Edward membuka jas dan kemejanya lalu di buang dengan asal di atas rumput membuat Nova melototkan matanya " Abang ....."
" Itu banyak kumannya " jawab Edward tenang lalu merebahkan tubuhnya di samping Ethan dengan tubuh polosnya .
" Rewel tidak pagi ini " Tanya Edward lembut .
" Tidak Daddy " Jawab Nova lembut .
" Kalau Nora " Tanya Edward menatap baby Nora yang ada di samping baby Ethan " Hanya nangis sebentar Daddy tapi tadi mommy kasih Nora susu " Jawab Nova lembut .
" Dia haus " Nova mengaguk " kamu sudah pompa " Tanya Edward lagi .
" Sudah, sebelum mommy pergi " Edward kembali fokus pada anak-anak .
" Tuan " Nova menerima pakaian Edward yang di antar pelayan " Makasih bi " Jawab Nova lembut .

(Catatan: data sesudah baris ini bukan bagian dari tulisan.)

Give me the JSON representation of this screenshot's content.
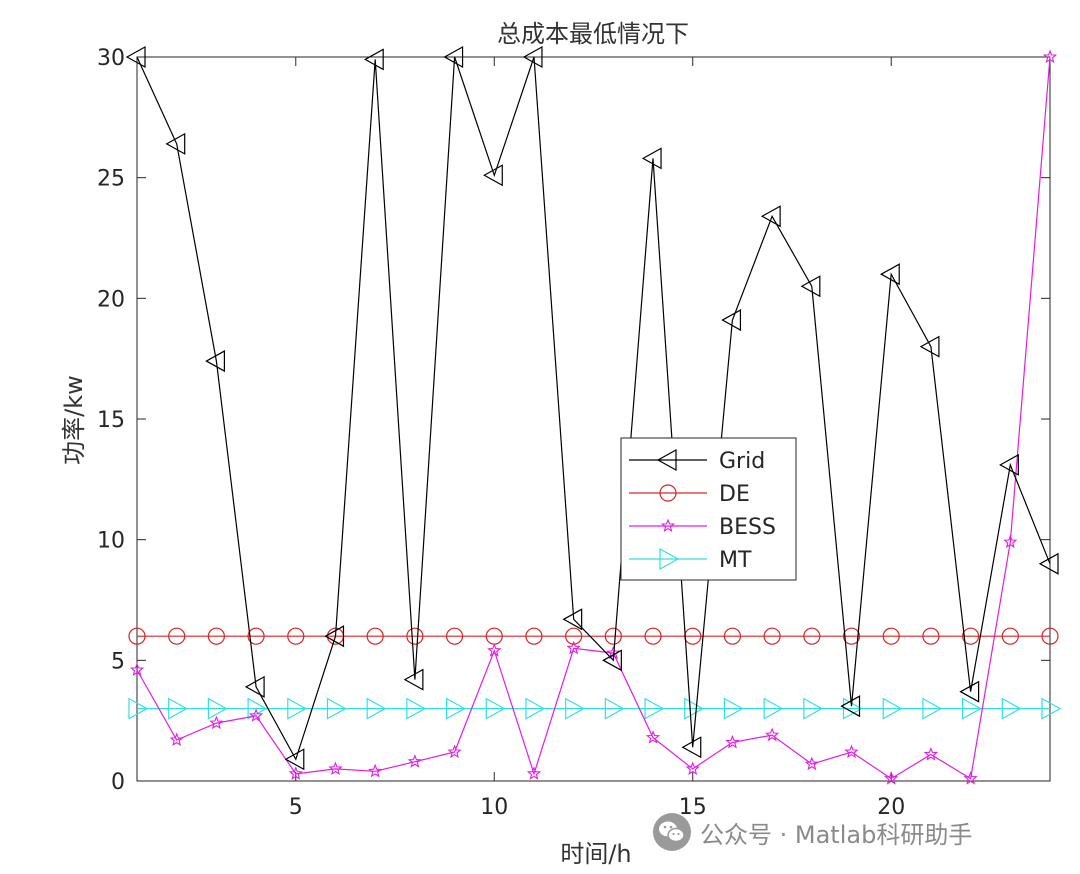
{
  "chart_data": {
    "type": "line",
    "title": "总成本最低情况下",
    "xlabel": "时间/h",
    "ylabel": "功率/kw",
    "xlim": [
      1,
      24
    ],
    "ylim": [
      0,
      30
    ],
    "xticks": [
      5,
      10,
      15,
      20
    ],
    "yticks": [
      0,
      5,
      10,
      15,
      20,
      25,
      30
    ],
    "legend_position": "center-right",
    "x": [
      1,
      2,
      3,
      4,
      5,
      6,
      7,
      8,
      9,
      10,
      11,
      12,
      13,
      14,
      15,
      16,
      17,
      18,
      19,
      20,
      21,
      22,
      23,
      24
    ],
    "series": [
      {
        "name": "Grid",
        "color": "#000000",
        "marker": "triangle-left",
        "values": [
          30,
          26.4,
          17.4,
          3.9,
          0.9,
          6.0,
          29.9,
          4.2,
          30,
          25.1,
          30,
          6.7,
          5.0,
          25.8,
          1.4,
          19.1,
          23.4,
          20.5,
          3.1,
          21.0,
          18.0,
          3.7,
          13.1,
          9.0
        ]
      },
      {
        "name": "DE",
        "color": "#d62728",
        "marker": "circle",
        "values": [
          6,
          6,
          6,
          6,
          6,
          6,
          6,
          6,
          6,
          6,
          6,
          6,
          6,
          6,
          6,
          6,
          6,
          6,
          6,
          6,
          6,
          6,
          6,
          6
        ]
      },
      {
        "name": "BESS",
        "color": "#e31ce3",
        "marker": "star",
        "values": [
          4.6,
          1.7,
          2.4,
          2.7,
          0.3,
          0.5,
          0.4,
          0.8,
          1.2,
          5.4,
          0.3,
          5.5,
          5.3,
          1.8,
          0.5,
          1.6,
          1.9,
          0.7,
          1.2,
          0.1,
          1.1,
          0.1,
          9.9,
          30
        ]
      },
      {
        "name": "MT",
        "color": "#33e0e0",
        "marker": "triangle-right",
        "values": [
          3,
          3,
          3,
          3,
          3,
          3,
          3,
          3,
          3,
          3,
          3,
          3,
          3,
          3,
          3,
          3,
          3,
          3,
          3,
          3,
          3,
          3,
          3,
          3
        ]
      }
    ]
  },
  "watermark": {
    "text": "公众号 · Matlab科研助手",
    "icon": "wechat-icon"
  }
}
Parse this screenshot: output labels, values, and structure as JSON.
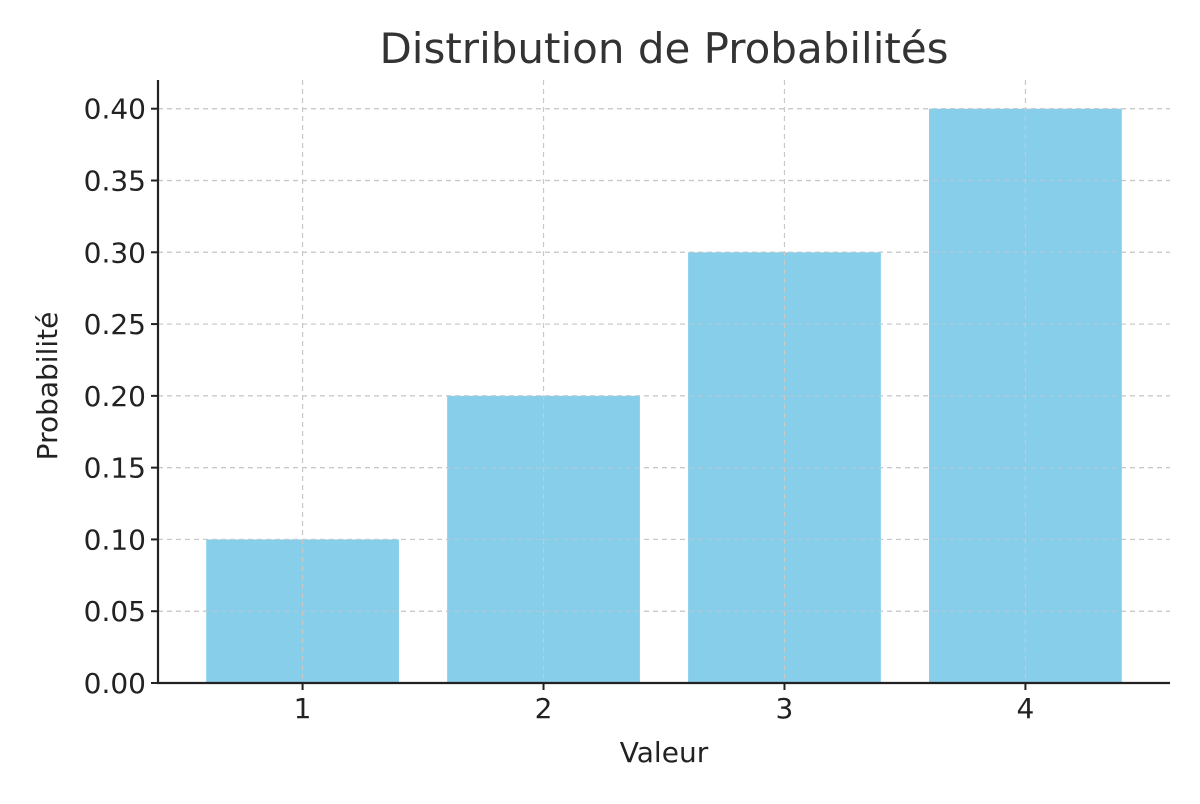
{
  "chart_data": {
    "type": "bar",
    "title": "Distribution de Probabilités",
    "xlabel": "Valeur",
    "ylabel": "Probabilité",
    "categories": [
      "1",
      "2",
      "3",
      "4"
    ],
    "values": [
      0.1,
      0.2,
      0.3,
      0.4
    ],
    "ylim": [
      0,
      0.42
    ],
    "yticks": [
      "0.00",
      "0.05",
      "0.10",
      "0.15",
      "0.20",
      "0.25",
      "0.30",
      "0.35",
      "0.40"
    ],
    "ytick_values": [
      0,
      0.05,
      0.1,
      0.15,
      0.2,
      0.25,
      0.3,
      0.35,
      0.4
    ],
    "grid": true,
    "bar_color": "#87CEEB"
  }
}
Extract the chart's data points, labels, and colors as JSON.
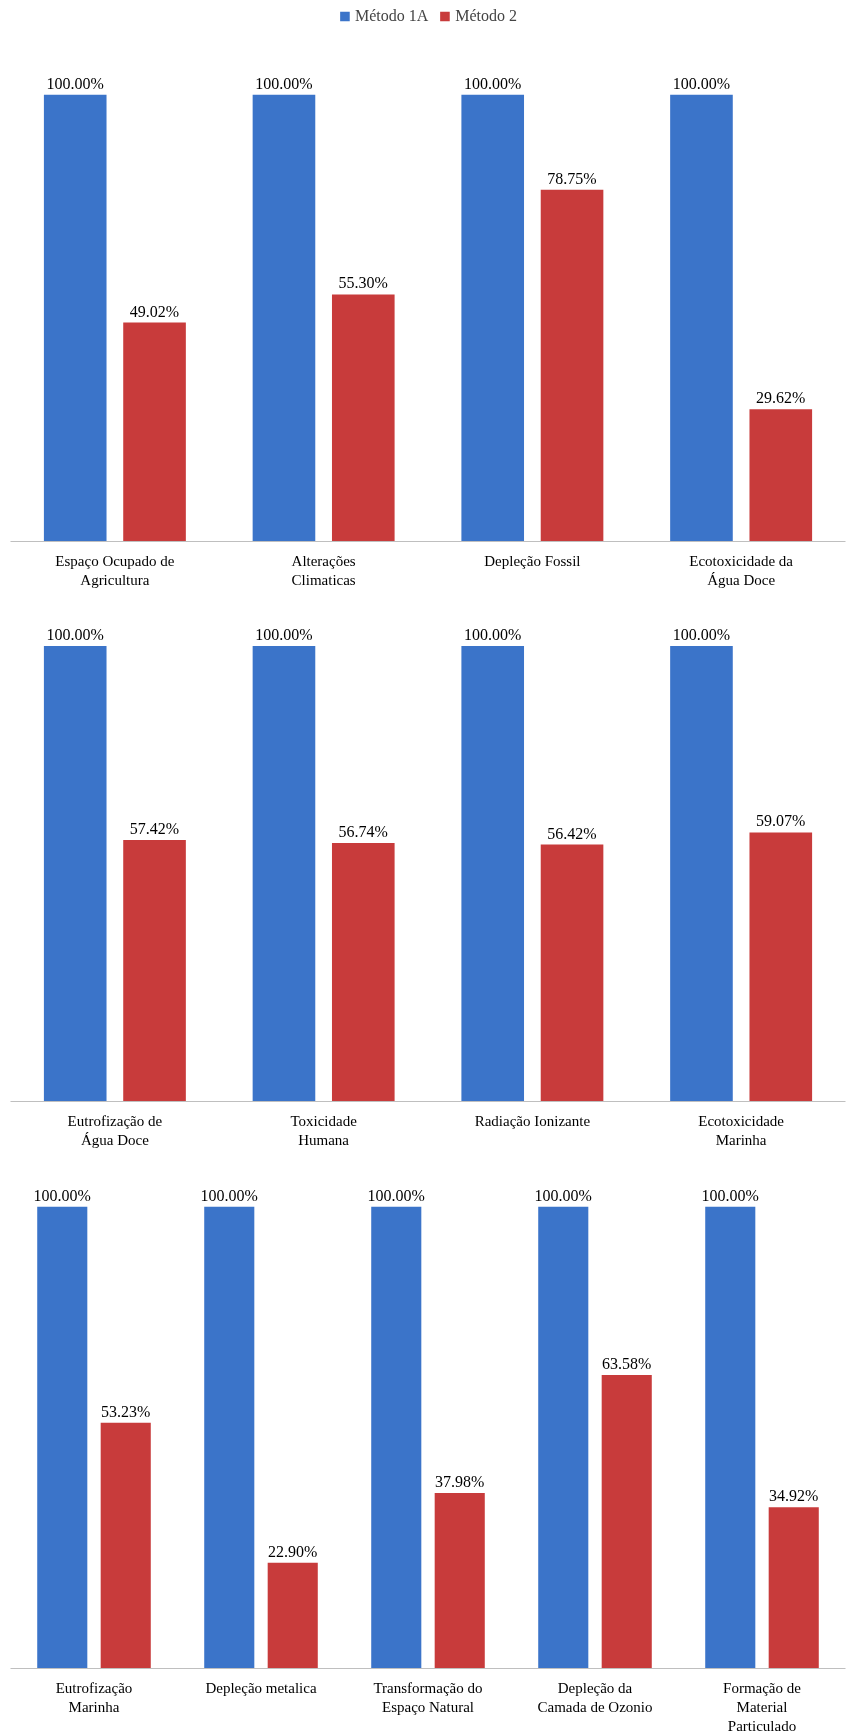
{
  "chart_data": [
    {
      "type": "bar",
      "categories": [
        "Espaço Ocupado de\nAgricultura",
        "Alterações\nClimaticas",
        "Depleção Fossil",
        "Ecotoxicidade da\nÁgua Doce"
      ],
      "legend": "top",
      "series": [
        {
          "name": "Método 1A",
          "color": "#3b74c9",
          "values": [
            100,
            100,
            100,
            100
          ],
          "value_labels": [
            "100.00%",
            "100.00%",
            "100.00%",
            "100.00%"
          ]
        },
        {
          "name": "Método 2",
          "color": "#c83b3b",
          "values": [
            49.02,
            55.3,
            78.75,
            29.62
          ],
          "value_labels": [
            "49.02%",
            "55.30%",
            "78.75%",
            "29.62%"
          ]
        }
      ]
    },
    {
      "type": "bar",
      "categories": [
        "Eutrofização de\nÁgua Doce",
        "Toxicidade\nHumana",
        "Radiação Ionizante",
        "Ecotoxicidade\nMarinha"
      ],
      "series": [
        {
          "color": "#3b74c9",
          "values": [
            100,
            100,
            100,
            100
          ],
          "value_labels": [
            "100.00%",
            "100.00%",
            "100.00%",
            "100.00%"
          ]
        },
        {
          "color": "#c83b3b",
          "values": [
            57.42,
            56.74,
            56.42,
            59.07
          ],
          "value_labels": [
            "57.42%",
            "56.74%",
            "56.42%",
            "59.07%"
          ]
        }
      ]
    },
    {
      "type": "bar",
      "categories": [
        "Eutrofização\nMarinha",
        "Depleção metalica",
        "Transformação do\nEspaço Natural",
        "Depleção da\nCamada de Ozonio",
        "Formação de\nMaterial\nParticulado"
      ],
      "series": [
        {
          "color": "#3b74c9",
          "values": [
            100,
            100,
            100,
            100,
            100
          ],
          "value_labels": [
            "100.00%",
            "100.00%",
            "100.00%",
            "100.00%",
            "100.00%"
          ]
        },
        {
          "color": "#c83b3b",
          "values": [
            53.23,
            22.9,
            37.98,
            63.58,
            34.92
          ],
          "value_labels": [
            "53.23%",
            "22.90%",
            "37.98%",
            "63.58%",
            "34.92%"
          ]
        }
      ]
    }
  ]
}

" Iya Nyonya " Jawab Pelayan lalu pamit undur diri, sedangkan pakaian Edward tadi sudah di ambil pelayan yang lainnya .
" Pakai baju dulu Dad " Edward langsung memakai baju nya lalu kembali merebahkan tubuhnya di samping baby Ethan .
" Apa mereka sudah lama perginya " Nova menggeleng " Mungkin sejam yang lalu " Jawabnya .
"Nanti aku suruh mommy meminta pihak salon ke sini " Ujar Edward.
" Untuk apa " Tanya Nova .
" Kamu " Jawab Edward seadanya " Tidak usah ,aku ....iya badanku juga pegal " Ralat Nova cepat saat Edward menatap nya datar .
Cup ...cup....cup ....
Edward terus mencium pipi gembul Ethan membuat bayi itu terusik .
" Daddy anak² baru selesai makan jangan di ganggu " Edward terus terus mencium Ethan hingga bayi gembul itu membuka matanya .
" Hei Daddy di sini " Ujar Edward tersenyum, Edward menggegerkan kedua tangan dan kakinya membuat Edward semakin tersenyum .
" Maaf tuan, nyonya " Nova menerima piring makanan dan juga minuman serta buah lalu meletakan bagian ujung .
" Makan dulu Dad " Edward menatap Nova " Suapin aku masih main sama Ethan " Jawab Edward .
" minum dulu " Edward menerima gelas yang di berikan istrinya lalu Nova mengambil piring makan Edward mendekati pria itu .
" Daddy " Edward langsung bangun sambil memegang tangan baby Ethan .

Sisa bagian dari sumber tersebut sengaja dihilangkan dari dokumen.